Sebagai manusia sosial yang  selalu berinteraksi dengan orang lain baik dalam kegiatan berorganisasi, bermasyarakat, dan bernegara, tentunya agar tatanan dan tujuan tercapai diperlukan adanya kepemimpinan. Kepemimpinan dapat diartikan sebagai cara yang digunakan untuk mempengaruhi orang lain sehingga mampu untuk mengikutinya dalam mencapai tujuan tertentu. Sedangkan pemimpin adalah orang yang mampu menyatukan orang lain dan mengarahkan untuk mencapai tujuan tersebut.

K.H. Abdur Rozak Fachruddin atau yang lebih dikenal dengan AR. Fachruddin adalah salah satu tokoh pemimpin Islam yang ada di Indonesia. Pak AR yang merupakan sapaan akrabnya, adalah Ketua Pimpinan Pusat Muhammadiyah periode 1968-1990 dimana ini adalah periode kepemimpinan paling lama di dalam Muhammadiyah. Bukan tanpa alasan jika Pak AR kemudian menjadi pimpinan Muhammadiyah selama empat periode berturut-turut. Pak AR adalah sosok pemimpin yang sangat karismatik.

Pak AR lahir di Cilangkap, Purwanggan, Pakualaman, Yogyakarta pada tanggal 16 Februari 1916. Pak AR lahir dari pasangan K.H. Fachruddin yang merupakan Lurah Naib atau Penghulu di Puro Pakualaman dan Maimunah binti K.H. Idris. Setelah K.H. Fachruddin tidak menjadi Penghulu dan usaha dagangnya gulung tikar, membuat Pak AR pulang ke desanya di Bleberan, Galur, Kulonprogo.

Semenjak usia anak-anak, Pak AR sudah mengenyam pendidikan di Muhammadiyah, mulai dari Standaard School Muhammadiyah Bausasran, Standaard School (Sekolah Dasar) Muhammadiyah Prenggan, Madrasah Muallimin Muhammadiyah Yogyakarta, Madrasah Wustha Muhammadiyah Wanapeti, Madrasah Darul Ulum Muhammadiyah Wanapeti, Madrasah Tablighschool (Madrasah Muballighin).

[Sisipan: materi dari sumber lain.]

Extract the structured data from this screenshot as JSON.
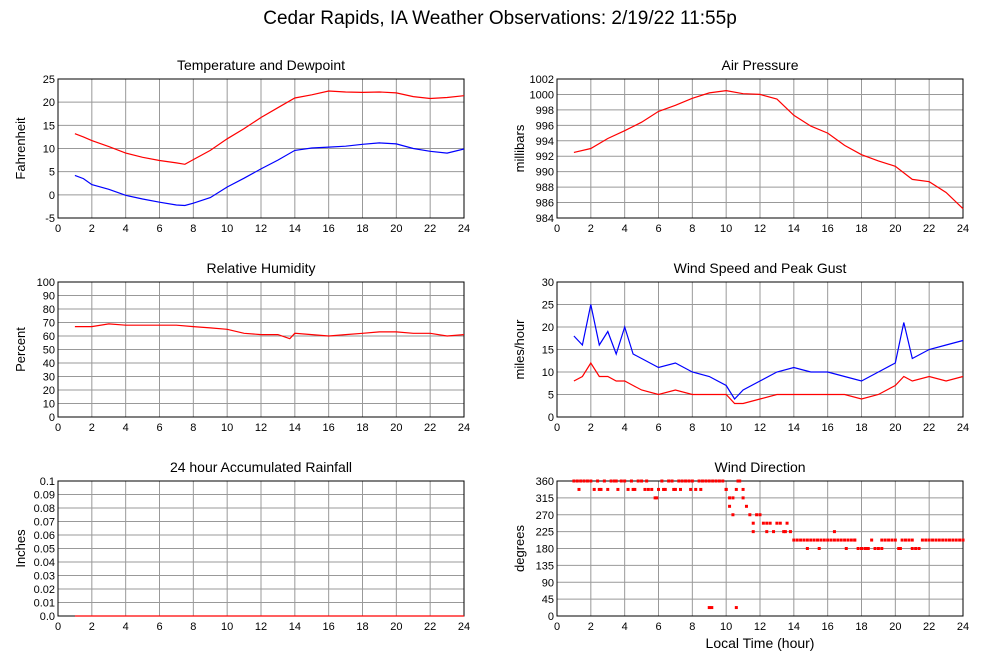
{
  "page": {
    "title": "Cedar Rapids, IA Weather Observations: 2/19/22 11:55p"
  },
  "chart_data": [
    {
      "type": "line",
      "title": "Temperature and Dewpoint",
      "ylabel": "Fahrenheit",
      "xlabel": "",
      "xlim": [
        0,
        24
      ],
      "ylim": [
        -5,
        25
      ],
      "xticks": [
        2,
        4,
        6,
        8,
        10,
        12,
        14,
        16,
        18,
        20,
        22,
        24
      ],
      "yticks": [
        -5,
        0,
        5,
        10,
        15,
        20,
        25
      ],
      "grid": true,
      "series": [
        {
          "color": "#ff0000",
          "x": [
            1,
            1.5,
            2,
            3,
            4,
            5,
            6,
            7,
            7.5,
            8,
            9,
            10,
            11,
            12,
            13,
            14,
            15,
            16,
            17,
            18,
            19,
            20,
            21,
            22,
            23,
            24
          ],
          "values": [
            13.2,
            12.5,
            11.7,
            10.4,
            9.0,
            8.1,
            7.4,
            6.9,
            6.6,
            7.6,
            9.6,
            12.1,
            14.3,
            16.7,
            18.8,
            20.9,
            21.6,
            22.4,
            22.2,
            22.1,
            22.2,
            22.0,
            21.2,
            20.8,
            21.0,
            21.4
          ]
        },
        {
          "color": "#0000ff",
          "x": [
            1,
            1.5,
            2,
            3,
            4,
            5,
            6,
            7,
            7.5,
            8,
            9,
            10,
            11,
            12,
            13,
            14,
            15,
            16,
            17,
            18,
            19,
            20,
            21,
            22,
            23,
            24
          ],
          "values": [
            4.2,
            3.5,
            2.2,
            1.2,
            -0.1,
            -0.9,
            -1.6,
            -2.2,
            -2.3,
            -1.8,
            -0.6,
            1.7,
            3.6,
            5.6,
            7.5,
            9.6,
            10.1,
            10.3,
            10.5,
            10.9,
            11.2,
            11.0,
            10.0,
            9.4,
            9.0,
            9.9
          ]
        }
      ]
    },
    {
      "type": "line",
      "title": "Air Pressure",
      "ylabel": "millibars",
      "xlabel": "",
      "xlim": [
        0,
        24
      ],
      "ylim": [
        984,
        1002
      ],
      "xticks": [
        2,
        4,
        6,
        8,
        10,
        12,
        14,
        16,
        18,
        20,
        22,
        24
      ],
      "yticks": [
        984,
        986,
        988,
        990,
        992,
        994,
        996,
        998,
        1000,
        1002
      ],
      "grid": true,
      "series": [
        {
          "color": "#ff0000",
          "x": [
            1,
            2,
            3,
            4,
            5,
            6,
            7,
            8,
            9,
            10,
            11,
            12,
            13,
            14,
            15,
            16,
            17,
            18,
            19,
            20,
            21,
            22,
            23,
            24
          ],
          "values": [
            992.5,
            993.0,
            994.3,
            995.3,
            996.4,
            997.8,
            998.6,
            999.5,
            1000.2,
            1000.5,
            1000.1,
            1000.0,
            999.4,
            997.3,
            995.9,
            995.0,
            993.4,
            992.2,
            991.4,
            990.7,
            989.0,
            988.7,
            987.3,
            985.2
          ]
        }
      ]
    },
    {
      "type": "line",
      "title": "Relative Humidity",
      "ylabel": "Percent",
      "xlabel": "",
      "xlim": [
        0,
        24
      ],
      "ylim": [
        0,
        100
      ],
      "xticks": [
        2,
        4,
        6,
        8,
        10,
        12,
        14,
        16,
        18,
        20,
        22,
        24
      ],
      "yticks": [
        0,
        10,
        20,
        30,
        40,
        50,
        60,
        70,
        80,
        90,
        100
      ],
      "grid": true,
      "series": [
        {
          "color": "#ff0000",
          "x": [
            1,
            2,
            3,
            4,
            5,
            6,
            7,
            8,
            9,
            10,
            11,
            12,
            13,
            13.7,
            14,
            15,
            16,
            17,
            18,
            19,
            20,
            21,
            22,
            23,
            24
          ],
          "values": [
            67,
            67,
            69,
            68,
            68,
            68,
            68,
            67,
            66,
            65,
            62,
            61,
            61,
            58,
            62,
            61,
            60,
            61,
            62,
            63,
            63,
            62,
            62,
            60,
            61
          ]
        }
      ]
    },
    {
      "type": "line",
      "title": "Wind Speed and Peak Gust",
      "ylabel": "miles/hour",
      "xlabel": "",
      "xlim": [
        0,
        24
      ],
      "ylim": [
        0,
        30
      ],
      "xticks": [
        2,
        4,
        6,
        8,
        10,
        12,
        14,
        16,
        18,
        20,
        22,
        24
      ],
      "yticks": [
        0,
        5,
        10,
        15,
        20,
        25,
        30
      ],
      "grid": true,
      "series": [
        {
          "color": "#0000ff",
          "x": [
            1,
            1.5,
            2,
            2.5,
            3,
            3.5,
            4,
            4.5,
            5,
            6,
            7,
            8,
            9,
            10,
            10.5,
            11,
            12,
            13,
            14,
            15,
            16,
            17,
            18,
            19,
            20,
            20.5,
            21,
            22,
            23,
            24
          ],
          "values": [
            18,
            16,
            25,
            16,
            19,
            14,
            20,
            14,
            13,
            11,
            12,
            10,
            9,
            7,
            4,
            6,
            8,
            10,
            11,
            10,
            10,
            9,
            8,
            10,
            12,
            21,
            13,
            15,
            16,
            17
          ]
        },
        {
          "color": "#ff0000",
          "x": [
            1,
            1.5,
            2,
            2.5,
            3,
            3.5,
            4,
            4.5,
            5,
            6,
            7,
            8,
            9,
            10,
            10.5,
            11,
            12,
            13,
            14,
            15,
            16,
            17,
            18,
            19,
            20,
            20.5,
            21,
            22,
            23,
            24
          ],
          "values": [
            8,
            9,
            12,
            9,
            9,
            8,
            8,
            7,
            6,
            5,
            6,
            5,
            5,
            5,
            3,
            3,
            4,
            5,
            5,
            5,
            5,
            5,
            4,
            5,
            7,
            9,
            8,
            9,
            8,
            9
          ]
        }
      ]
    },
    {
      "type": "line",
      "title": "24 hour Accumulated Rainfall",
      "ylabel": "Inches",
      "xlabel": "",
      "xlim": [
        0,
        24
      ],
      "ylim": [
        0,
        0.1
      ],
      "xticks": [
        2,
        4,
        6,
        8,
        10,
        12,
        14,
        16,
        18,
        20,
        22,
        24
      ],
      "yticks": [
        0.0,
        0.01,
        0.02,
        0.03,
        0.04,
        0.05,
        0.06,
        0.07,
        0.08,
        0.09,
        0.1
      ],
      "ytick_labels": [
        "0.0",
        "0.01",
        "0.02",
        "0.03",
        "0.04",
        "0.05",
        "0.06",
        "0.07",
        "0.08",
        "0.09",
        "0.1"
      ],
      "grid": true,
      "series": [
        {
          "color": "#ff0000",
          "x": [
            1,
            24
          ],
          "values": [
            0,
            0
          ]
        }
      ]
    },
    {
      "type": "scatter",
      "title": "Wind Direction",
      "ylabel": "degrees",
      "xlabel": "Local Time (hour)",
      "xlim": [
        0,
        24
      ],
      "ylim": [
        0,
        360
      ],
      "xticks": [
        2,
        4,
        6,
        8,
        10,
        12,
        14,
        16,
        18,
        20,
        22,
        24
      ],
      "yticks": [
        0,
        45,
        90,
        135,
        180,
        225,
        270,
        315,
        360
      ],
      "grid": true,
      "series": [
        {
          "color": "#ff0000",
          "x": [
            1.0,
            1.2,
            1.4,
            1.6,
            1.8,
            2.0,
            2.2,
            2.4,
            2.6,
            2.8,
            3.0,
            3.2,
            3.4,
            3.6,
            3.8,
            4.0,
            4.2,
            4.4,
            4.6,
            4.8,
            5.0,
            5.2,
            5.4,
            5.6,
            5.8,
            6.0,
            6.2,
            6.4,
            6.6,
            6.8,
            7.0,
            7.2,
            7.4,
            7.6,
            7.8,
            8.0,
            8.2,
            8.4,
            8.6,
            8.8,
            9.0,
            9.2,
            9.4,
            9.6,
            9.8,
            10.0,
            10.2,
            10.4,
            10.6,
            10.8,
            11.0,
            11.2,
            11.4,
            11.6,
            11.8,
            12.0,
            12.2,
            12.4,
            12.6,
            12.8,
            13.0,
            13.2,
            13.4,
            13.6,
            13.8,
            14.0,
            14.2,
            14.4,
            14.6,
            14.8,
            15.0,
            15.2,
            15.4,
            15.6,
            15.8,
            16.0,
            16.2,
            16.4,
            16.6,
            16.8,
            17.0,
            17.2,
            17.4,
            17.6,
            17.8,
            18.0,
            18.2,
            18.4,
            18.6,
            18.8,
            19.0,
            19.2,
            19.4,
            19.6,
            19.8,
            20.0,
            20.2,
            20.4,
            20.6,
            20.8,
            21.0,
            21.2,
            21.4,
            21.6,
            21.8,
            22.0,
            22.2,
            22.4,
            22.6,
            22.8,
            23.0,
            23.2,
            23.4,
            23.6,
            23.8,
            24.0,
            1.3,
            2.5,
            3.5,
            4.5,
            5.3,
            5.9,
            6.3,
            6.9,
            7.3,
            7.9,
            8.5,
            9.0,
            9.15,
            10.0,
            10.2,
            10.4,
            10.6,
            10.7,
            11.0,
            11.6,
            12.4,
            13.5,
            14.8,
            15.5,
            16.4,
            17.1,
            17.6,
            18.3,
            19.2,
            20.3,
            21.0
          ],
          "values": [
            360,
            360,
            360,
            360,
            360,
            360,
            337.5,
            360,
            337.5,
            360,
            337.5,
            360,
            360,
            337.5,
            360,
            360,
            337.5,
            360,
            337.5,
            360,
            360,
            337.5,
            337.5,
            337.5,
            315,
            337.5,
            360,
            337.5,
            360,
            360,
            337.5,
            360,
            360,
            360,
            360,
            360,
            337.5,
            360,
            360,
            360,
            360,
            360,
            360,
            360,
            360,
            337.5,
            292.5,
            315,
            337.5,
            360,
            315,
            292.5,
            270,
            247.5,
            270,
            270,
            247.5,
            247.5,
            247.5,
            225,
            247.5,
            247.5,
            225,
            247.5,
            225,
            202.5,
            202.5,
            202.5,
            202.5,
            202.5,
            202.5,
            202.5,
            202.5,
            202.5,
            202.5,
            202.5,
            202.5,
            202.5,
            202.5,
            202.5,
            202.5,
            202.5,
            202.5,
            202.5,
            180,
            180,
            180,
            180,
            202.5,
            180,
            180,
            202.5,
            202.5,
            202.5,
            202.5,
            202.5,
            180,
            202.5,
            202.5,
            202.5,
            202.5,
            180,
            180,
            202.5,
            202.5,
            202.5,
            202.5,
            202.5,
            202.5,
            202.5,
            202.5,
            202.5,
            202.5,
            202.5,
            202.5,
            202.5,
            337.5,
            337.5,
            360,
            337.5,
            360,
            315,
            337.5,
            337.5,
            337.5,
            337.5,
            337.5,
            22.5,
            22.5,
            337.5,
            315,
            270,
            22.5,
            360,
            337.5,
            225,
            225,
            225,
            180,
            180,
            225,
            180,
            202.5,
            180,
            180,
            180,
            180
          ]
        }
      ]
    }
  ]
}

Pak AR pernah dikirim untuk mengembangkan gerakan dakwah Muhammadiyah di Talangbalai, yang kemudian Pak AR mendirikan sekolah setingkat SMP yang diberi nama Sekolah Wustha Muallimin Muhammadiyah. Pak AR kembali ke Yogyakarta tahun 1944 dan terus berdakwah di Muhammadiyah yang selanjutnya dipilih sebagai Ketua Pimpinan Daerah Muhammadiyah Kota Yogyakarta, kemudian menjadi Ketua Pimpinan Wilayah Muhammadiyah DIY, menjadi anggota Dzawil Qurba Pimpinan Pusat Muhammadiyah, sampai akhirnya dipercaya memimpin Muhammadiyah selama kira-kira 22 tahun (1968-1990).

Pak AR merupakan sosok pemimpin yang sangat sederhana, bahkan dalam melakukan dakwah Pak AR selalu menggunakan sepeda onthel atau motor tua dan tidak pernah mau menerima honor dalam berdakwah, kalaupun terpaksa menerima honor akan diberikan kepada pengurus Muhammadiyah yang hidupnya masih kekurangan. Pernah suatu ketika seorang pengusaha akan memberikan mobil kepada Pak AR, namun Pak AR menolaknya.

Bahkan sampai akhir hayatnya Pak AR tidak memiliki rumah sendiri, Pak AR tinggal di rumah yang dipinjami oleh Muhammadiyah. Dalam berdakwah pun Pak AR tidak pernah memilih-milih entah itu kau bawah, kaum menengah, maupaun kaum atas, entah itu pelosok maupun perkotaan. Teladan seperti itulah salah satu yang membuat Pak AR kemudian menjadi sosok yang karismatik.

Pak AR juga dikenal sebagai pemimpin dan ulama yang sejuk dan toleran. Dalam mengutarakan perbedaan pandangan dan kritikan terhadap berbagai hal yang tidak sejalan dengan pemikiran Islam disampaikan secara halus. Saat Paus Yohanes II, Pimpinan Vatikan berkunjung ke Yogyakarta, Pak AR menyampaikan kritik kepada umat Katholik.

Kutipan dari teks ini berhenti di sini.